Think of it this way, you’re more likely to be able to forgo your morning latte if you can directly associate the purchase of the latte to the loss of a much-desired evening out than if you associated no latte with potentially having more money left at the end of the month.
Let. Money. Sit.
I believe this is far and away the least possessed money skill in our [American] society (I can’t speak for other nationalities). I have a number of theories on why so few of us possess the ability to let money just sit but those are for another day and time. For now, we’ll just look at the principle itself.
We all know that guy who simply can’t keep $10 in his pocket. Indeed, we refer to this as money “burning a hole in our pocket.”
For some of us, the situation isn’t too terribly extreme. We manage to save up enough to have a nice little cushion in our savings account. Still, that savings account never seems to fill up past a certain level. The threshold might be a lot higher for some than others but the inability is the same; when we get to the point where we have an extra stash of cash, some burning need or desire presents itself and since we have the cash on hand, why resist, right?

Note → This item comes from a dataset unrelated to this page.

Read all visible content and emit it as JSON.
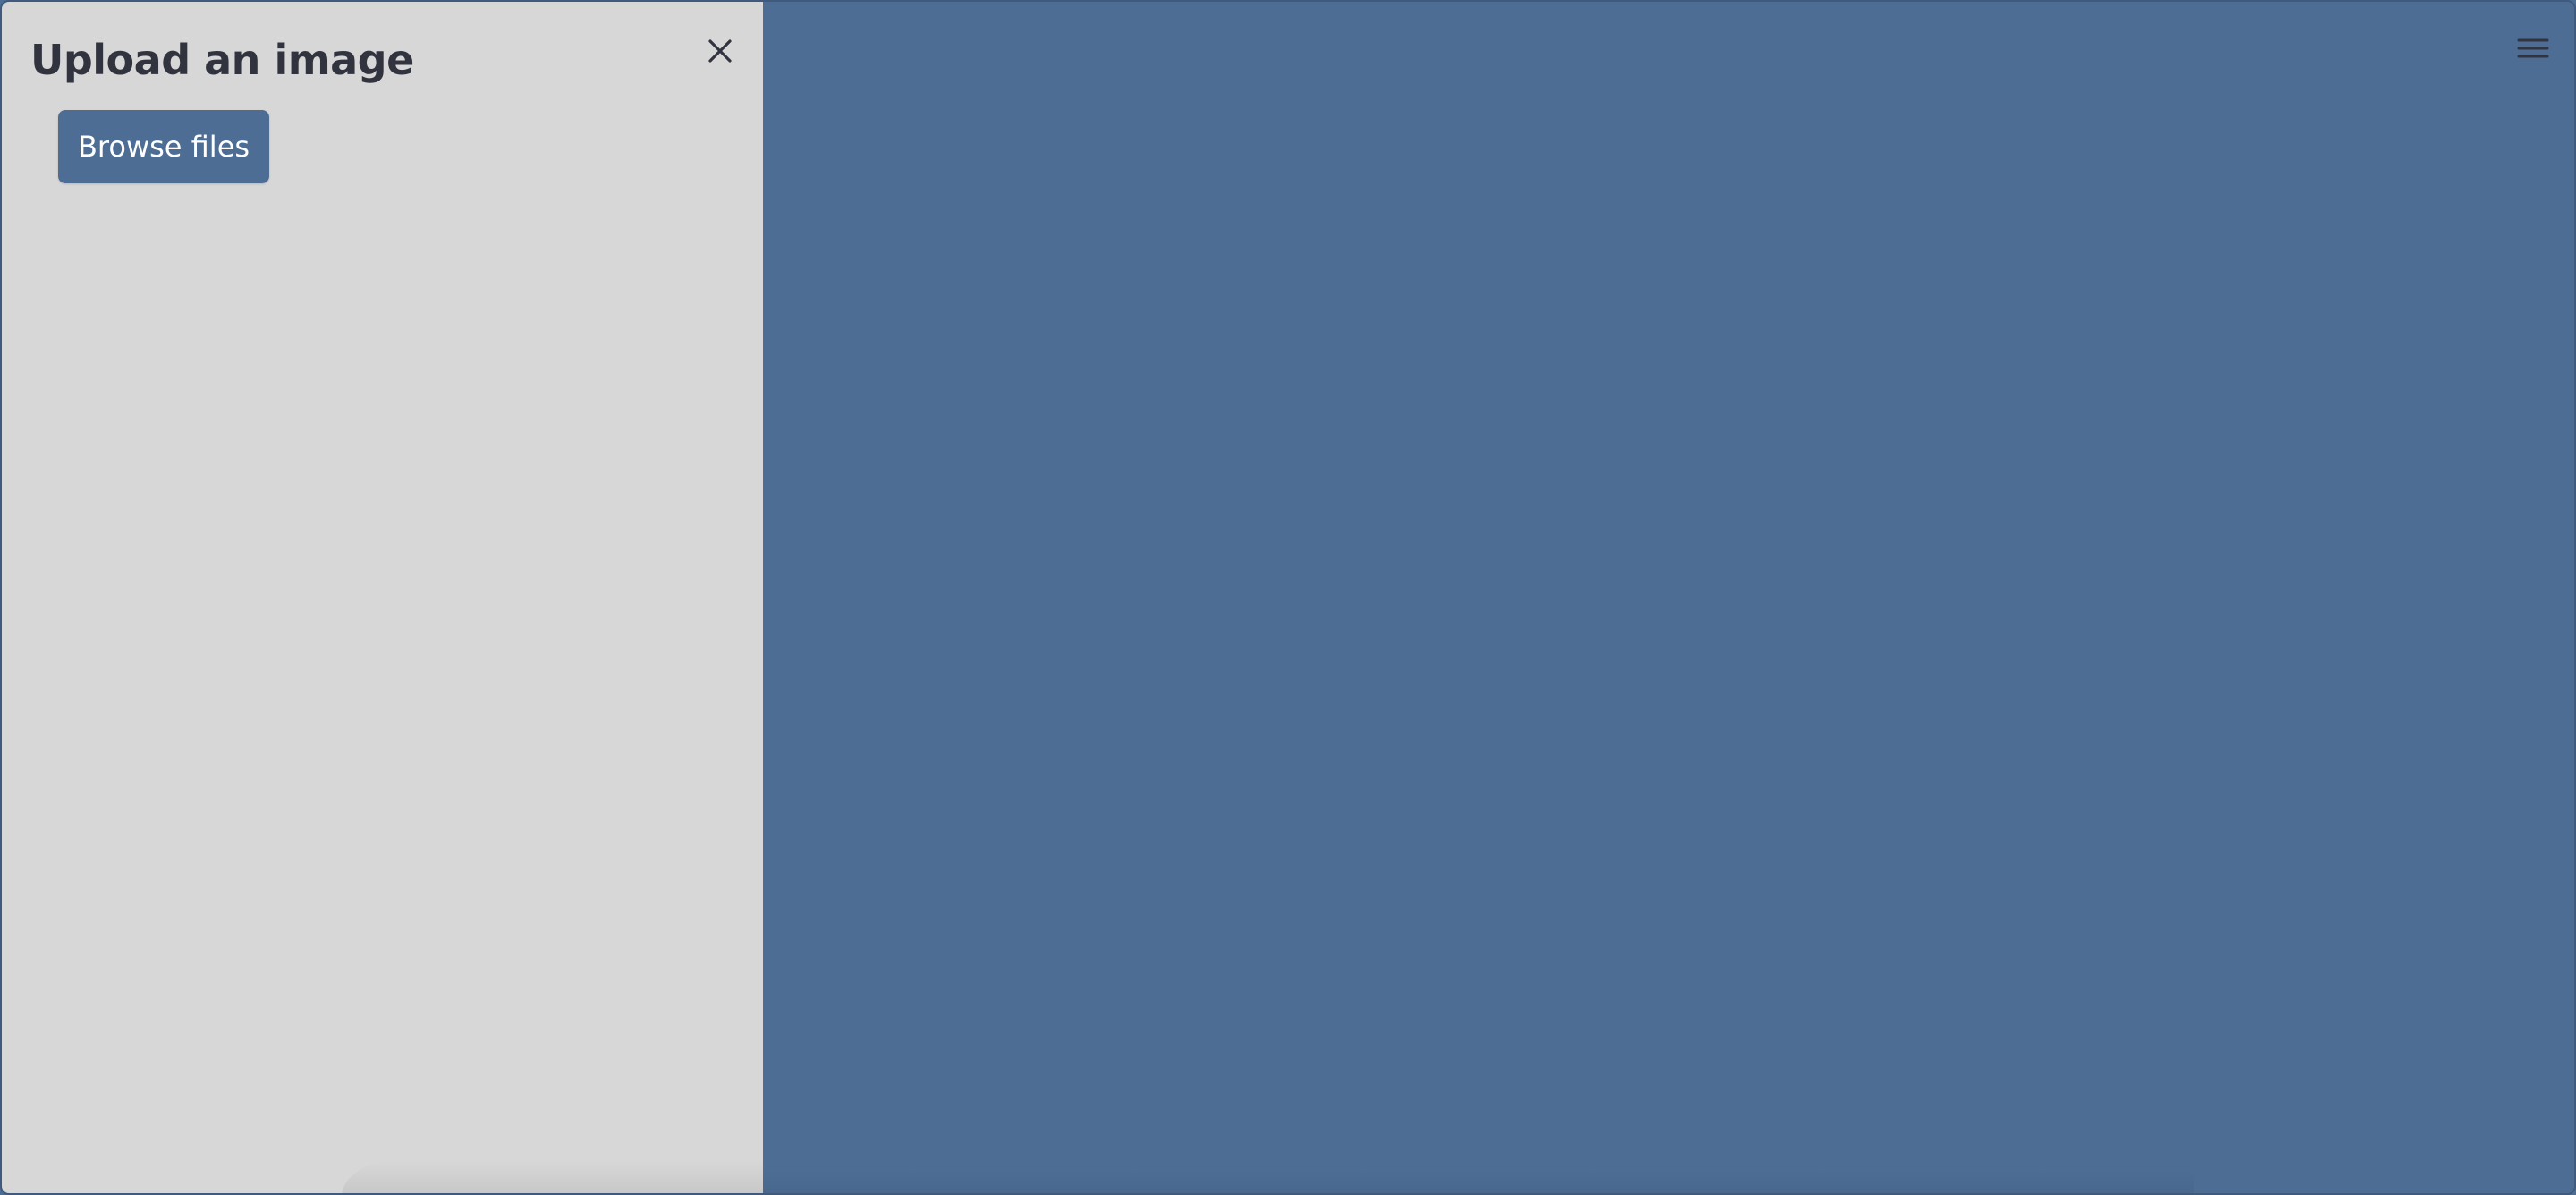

Whether it’s $10 and the ability to resist temptation to enjoy a meal out goes up in smoke or it’s $2,000 and the flatscreen TV that we’ve been lusting after becomes the only thing we can think about, the effect is the same. Being able to sit by as our bank balance grows beyond a familiar threshold without manufacturing a reason to spend is a skill that can be surprisingly difficult to master.
These are my four basic principles of personal finance. All four are necessary in some measure to be an effective manager of your money. A certain level of mastery is necessary to achieve financial independence. Most of us have at least one principle in which we have much room for improvement. Which of these four principles is your weakest?